The generator expression does not create a list, but instead returns a generator that, after each calculation of an entry, "yields" the entry, the generator expression uses lazy computation and is only assigned when retrieved, so it is more efficient to use memory when the list is longer

The builder expression produces a generator that itself is an iterative object and is also the iterator itself

  Recursive generators

The generator can be used recursively like a function, and here's a simple example of a sequence that is fully arranged:

  

defpermutations (LI):ifLen (li) = =0:yieldLiElse:         forIinchRange (len (LI)): Li[0], Li[i]=Li[i], li[0] forIteminchPermutations (li[1:]):                yield[Li[0]] +Item forIteminchPermutations (Range (3)):    PrintItem

Generator's send () and close () methods

There are two other important methods in the generator: Send () and close ()

Send (value):

From the previous understanding, the next () method can restore the generator State and continue execution, in fact, send () is a method other than next () recovery generator.

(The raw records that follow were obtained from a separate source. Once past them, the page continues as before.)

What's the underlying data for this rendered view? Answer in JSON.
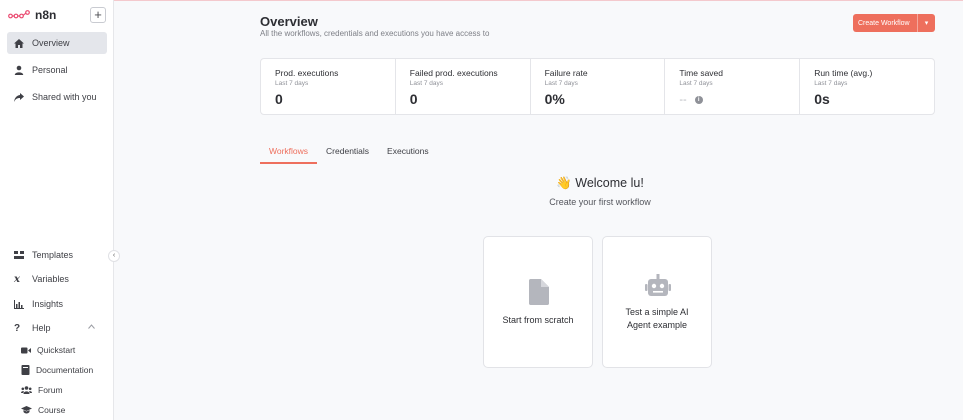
{
  "colors": {
    "accent": "#ee6f5d",
    "sidebar_active": "#e4e6eb",
    "icon_gray": "#b4b6bd"
  },
  "app": {
    "logo_text": "n8n"
  },
  "sidebar": {
    "top_items": [
      {
        "label": "Overview",
        "icon": "home-icon",
        "active": true
      },
      {
        "label": "Personal",
        "icon": "user-icon"
      },
      {
        "label": "Shared with you",
        "icon": "share-icon"
      }
    ],
    "bottom_items": [
      {
        "label": "Templates",
        "icon": "templates-icon"
      },
      {
        "label": "Variables",
        "icon": "variables-icon"
      },
      {
        "label": "Insights",
        "icon": "insights-icon"
      },
      {
        "label": "Help",
        "icon": "help-icon"
      }
    ],
    "help_items": [
      {
        "label": "Quickstart",
        "icon": "video-icon"
      },
      {
        "label": "Documentation",
        "icon": "book-icon"
      },
      {
        "label": "Forum",
        "icon": "users-icon"
      },
      {
        "label": "Course",
        "icon": "graduation-cap-icon"
      }
    ]
  },
  "header": {
    "title": "Overview",
    "subtitle": "All the workflows, credentials and executions you have access to",
    "create_button": "Create Workflow"
  },
  "stats": [
    {
      "label": "Prod. executions",
      "period": "Last 7 days",
      "value": "0"
    },
    {
      "label": "Failed prod. executions",
      "period": "Last 7 days",
      "value": "0"
    },
    {
      "label": "Failure rate",
      "period": "Last 7 days",
      "value": "0%"
    },
    {
      "label": "Time saved",
      "period": "Last 7 days",
      "value": "--"
    },
    {
      "label": "Run time (avg.)",
      "period": "Last 7 days",
      "value": "0s"
    }
  ],
  "tabs": [
    {
      "label": "Workflows",
      "active": true
    },
    {
      "label": "Credentials"
    },
    {
      "label": "Executions"
    }
  ],
  "welcome": {
    "emoji": "👋",
    "title": "Welcome lu!",
    "subtitle": "Create your first workflow"
  },
  "cards": [
    {
      "title": "Start from scratch",
      "icon": "file-icon"
    },
    {
      "title": "Test a simple AI Agent example",
      "icon": "robot-icon"
    }
  ]
}
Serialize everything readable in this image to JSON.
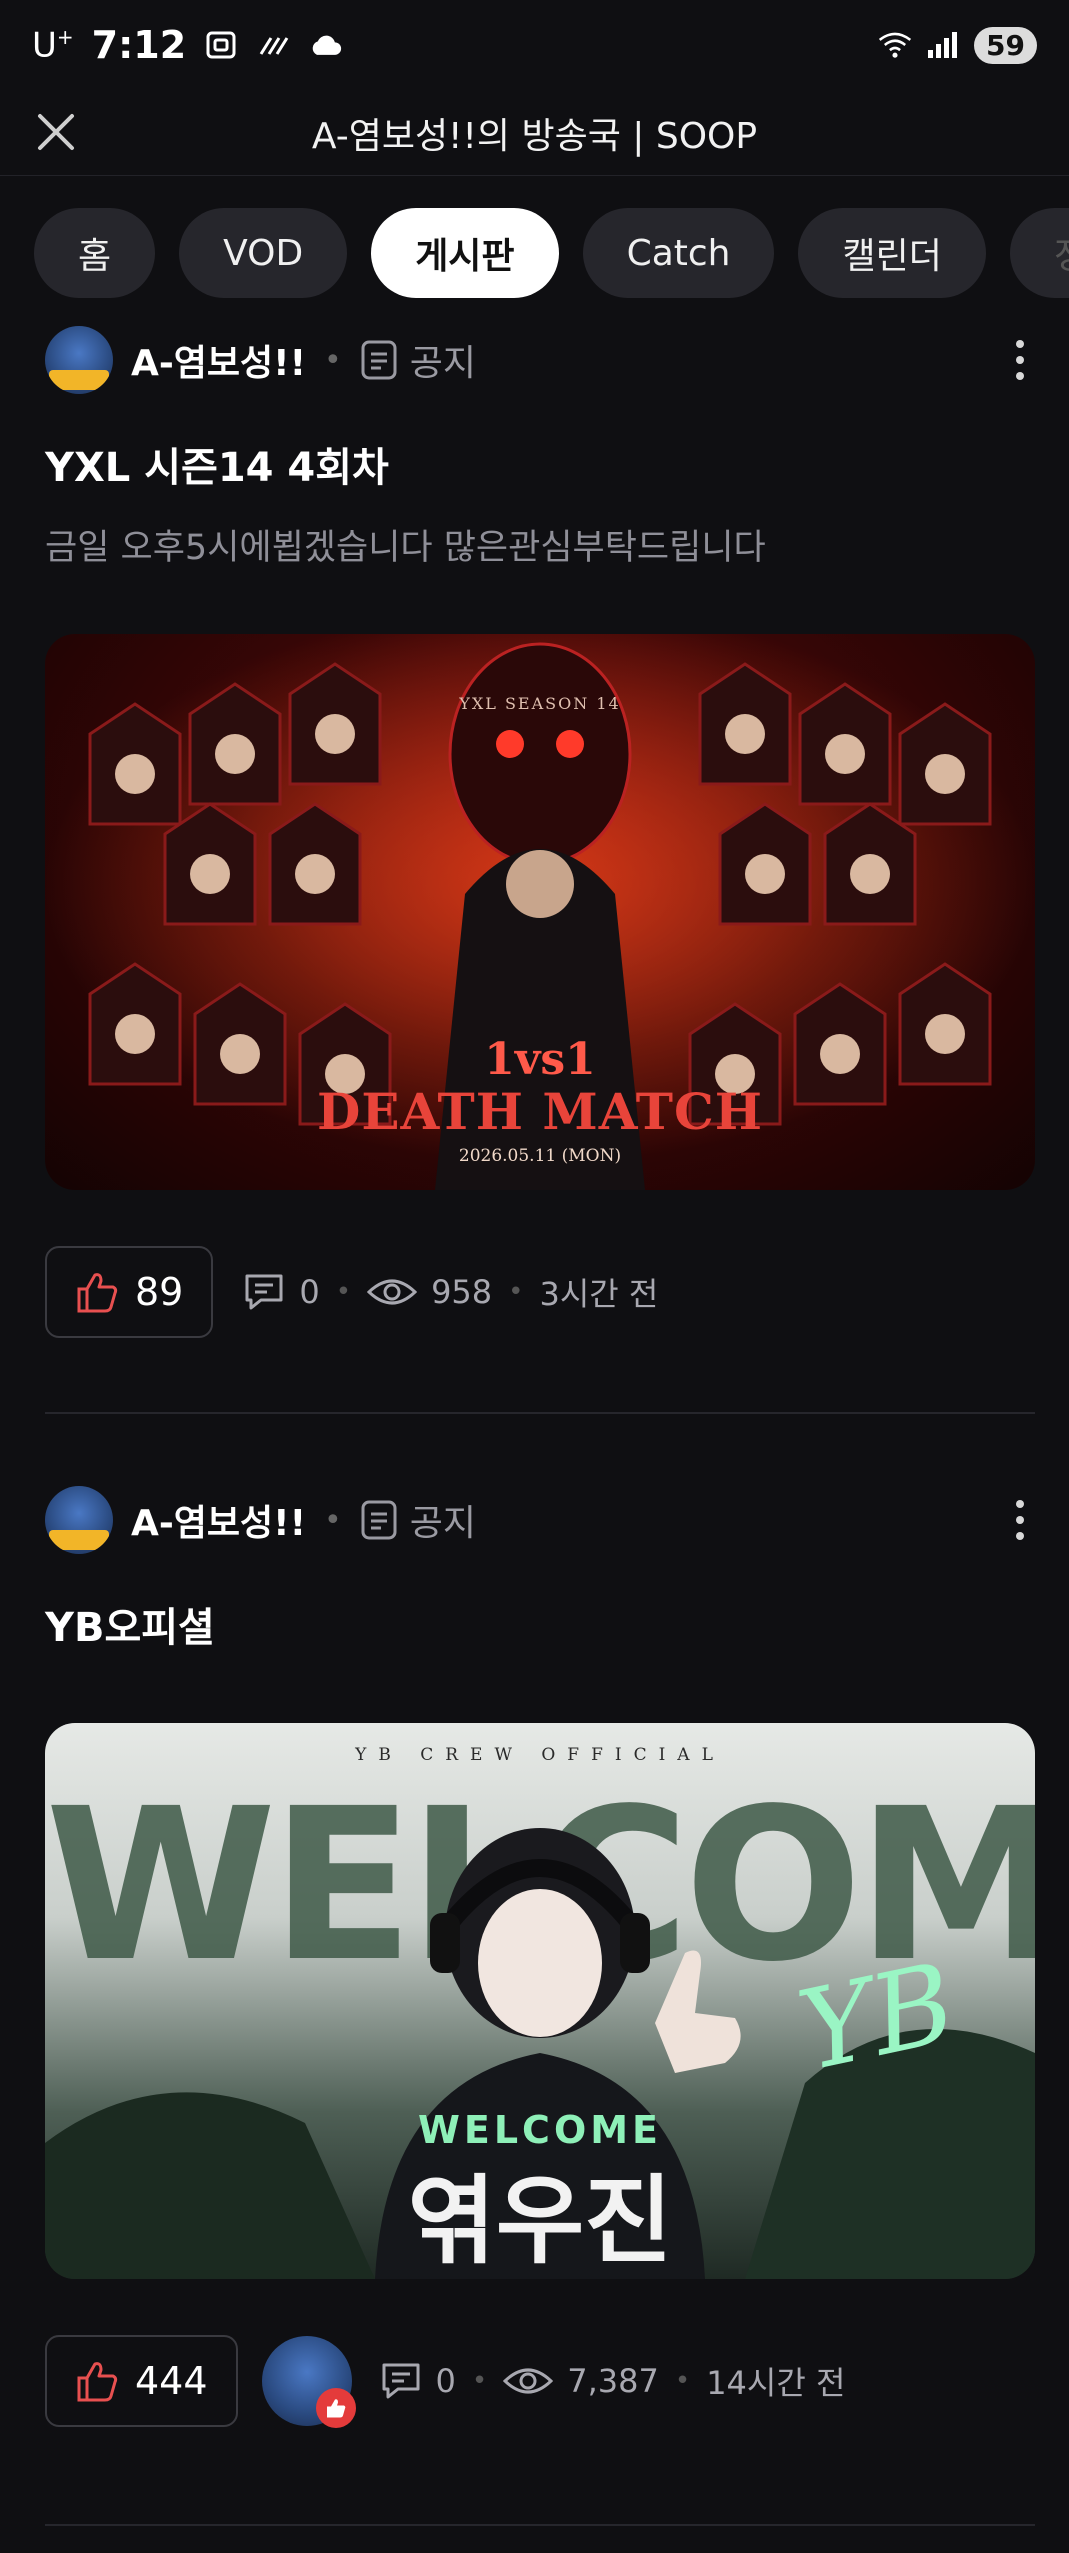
{
  "status_bar": {
    "carrier": "U",
    "carrier_sup": "+",
    "time": "7:12",
    "battery": "59"
  },
  "header": {
    "title": "A-염보성!!의 방송국 | SOOP"
  },
  "tabs": [
    {
      "label": "홈",
      "active": false
    },
    {
      "label": "VOD",
      "active": false
    },
    {
      "label": "게시판",
      "active": true
    },
    {
      "label": "Catch",
      "active": false
    },
    {
      "label": "캘린더",
      "active": false
    },
    {
      "label": "정",
      "active": false
    }
  ],
  "posts": [
    {
      "author": "A-염보성!!",
      "category": "공지",
      "title": "YXL 시즌14 4회차",
      "body": "금일 오후5시에뵙겠습니다 많은관심부탁드립니다",
      "image": {
        "top_text": "YXL SEASON 14",
        "headline": "1vs1",
        "subline": "DEATH MATCH",
        "date": "2026.05.11 (MON)"
      },
      "likes": "89",
      "comments": "0",
      "views": "958",
      "time_ago": "3시간 전"
    },
    {
      "author": "A-염보성!!",
      "category": "공지",
      "title": "YB오피셜",
      "image": {
        "top_text": "YB CREW OFFICIAL",
        "big_text": "WELCOME",
        "sub_text": "WELCOME",
        "name": "엮우진",
        "logo": "YB"
      },
      "likes": "444",
      "comments": "0",
      "views": "7,387",
      "time_ago": "14시간 전"
    }
  ],
  "colors": {
    "background": "#0f0f12",
    "tab_active": "#ffffff",
    "tab_inactive": "#26262c",
    "like_red": "#e85050",
    "muted_text": "#9a9aa2"
  }
}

In python2.5, the yield statement becomes the yield expression, which means that yield can have a value, and this value is the parameter of the Send () method, so Send (None) and next () are equivalent. Again, next () and send () The return value is the argument at the yield statement

About Send (): The generator must be in a pending state before calling send to pass in a value other than none, or an exception will be thrown

Close ():

This method is used to close the generator, and calling next or send will throw an exception when the generator is closed

  

[python]--iterator, Generator supplement

Related Article

Contact Us

The content source of this page is from Internet, which doesn't represent Alibaba Cloud's opinion; products and services mentioned on that page don't have any relationship with Alibaba Cloud. If the content of the page makes you feel confusing, please write us an email, we will handle the problem within 5 days after receiving your email.

If you find any instances of plagiarism from the community, please send an email to: info-contact@alibabacloud.com and provide relevant evidence. A staff member will contact you within 5 working days.

A Free Trial That Lets You Build Big!

Start building with 50+ products and up to 12 months usage for Elastic Compute Service

  • Sales Support

    1 on 1 presale consultation

  • After-Sales Support

    24/7 Technical Support 6 Free Tickets per Quarter Faster Response

  • Alibaba Cloud offers highly flexible support services tailored to meet your exact needs.